According to a recent announcement made by the company, you will soon no longer need to enter a password in order to sign in to your Yahoo Mail account. The new security method will be called Yahoo Account Key and is basically the two-step authentication procedure, but without the first step. The Account Key feature has started rolling out today along with the new Yahoo Mail app, so it should already be available to the US users. Additionally, this authentication method will soon be added to every other Yahoo service that requires a user account.
From now on, if you choose to use the Account Key feature, whenever you try to login to your Yahoo Mail account, you will receive a notification on the device that you linked to the account. Unlike the two-step authentication, you will no longer receive a code that you then need to type, but instead will have to tap 'Yes' on the notification window which will show up on your smartphone. While this seems incredibly simple and takes away the pain of memorizing complicated passwords, there are a lot of questions that are yet to be answered.

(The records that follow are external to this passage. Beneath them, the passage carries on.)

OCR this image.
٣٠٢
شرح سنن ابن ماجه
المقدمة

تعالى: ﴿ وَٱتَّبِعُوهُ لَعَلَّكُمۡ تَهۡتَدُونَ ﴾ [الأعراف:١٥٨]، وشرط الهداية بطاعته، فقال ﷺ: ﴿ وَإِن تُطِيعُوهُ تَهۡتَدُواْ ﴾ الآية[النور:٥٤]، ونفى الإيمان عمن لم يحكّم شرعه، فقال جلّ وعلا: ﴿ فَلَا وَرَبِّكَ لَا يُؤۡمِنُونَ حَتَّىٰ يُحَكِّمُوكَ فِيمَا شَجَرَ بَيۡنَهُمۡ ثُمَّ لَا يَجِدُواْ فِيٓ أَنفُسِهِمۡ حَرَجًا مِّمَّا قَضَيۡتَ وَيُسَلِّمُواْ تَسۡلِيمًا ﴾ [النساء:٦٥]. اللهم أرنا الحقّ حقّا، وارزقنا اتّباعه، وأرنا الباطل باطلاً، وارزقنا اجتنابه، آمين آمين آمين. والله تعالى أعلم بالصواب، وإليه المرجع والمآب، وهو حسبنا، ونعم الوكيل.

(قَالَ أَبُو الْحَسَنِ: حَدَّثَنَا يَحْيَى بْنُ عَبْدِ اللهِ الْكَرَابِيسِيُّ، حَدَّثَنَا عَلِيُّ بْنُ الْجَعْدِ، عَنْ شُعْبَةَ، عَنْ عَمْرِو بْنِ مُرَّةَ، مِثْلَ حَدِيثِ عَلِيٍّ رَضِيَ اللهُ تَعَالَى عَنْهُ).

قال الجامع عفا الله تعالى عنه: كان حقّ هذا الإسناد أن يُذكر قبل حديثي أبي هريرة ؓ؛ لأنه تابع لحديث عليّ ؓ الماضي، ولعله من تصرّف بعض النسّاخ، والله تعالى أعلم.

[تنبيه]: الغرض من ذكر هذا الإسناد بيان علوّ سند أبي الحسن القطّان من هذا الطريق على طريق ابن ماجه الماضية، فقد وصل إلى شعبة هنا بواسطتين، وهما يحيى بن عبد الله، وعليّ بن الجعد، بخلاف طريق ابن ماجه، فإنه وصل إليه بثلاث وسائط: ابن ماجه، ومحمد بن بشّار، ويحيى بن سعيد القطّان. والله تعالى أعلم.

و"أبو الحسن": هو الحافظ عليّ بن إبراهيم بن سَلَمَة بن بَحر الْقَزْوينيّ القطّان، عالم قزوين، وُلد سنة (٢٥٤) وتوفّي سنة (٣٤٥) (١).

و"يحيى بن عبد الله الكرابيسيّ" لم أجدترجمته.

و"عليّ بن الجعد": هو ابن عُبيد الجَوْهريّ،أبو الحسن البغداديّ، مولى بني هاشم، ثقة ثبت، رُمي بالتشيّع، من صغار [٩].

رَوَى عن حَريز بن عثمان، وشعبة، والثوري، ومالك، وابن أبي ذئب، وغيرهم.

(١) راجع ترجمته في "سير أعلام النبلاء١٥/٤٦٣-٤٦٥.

To be completely honest, I'm not sure that I like this idea and here are a few reasons why. If you had to step verification on whoever wanted to gain access to your account would need to know your Yahoo ID, password and to have access to the attached mobile device. But, if you enable Account Key, anyone who knows your Yahoo address (so anyone you've ever emailed) can log into your account as long as he or she has 2 minutes alone with your phone. Another thing that worries me is spamming. Before, you needed to enter both the username and the password correctly in order for Yahoo to send you the message with the verification code, but now, everyone who knows your email can keep trying to log-in, thus making your phone spam notification after notification. Since Yahoo's official announcement didn't contain any details about this kind of situations I would recommend that you don't activate the Account Key feature until the company clarifies these matters.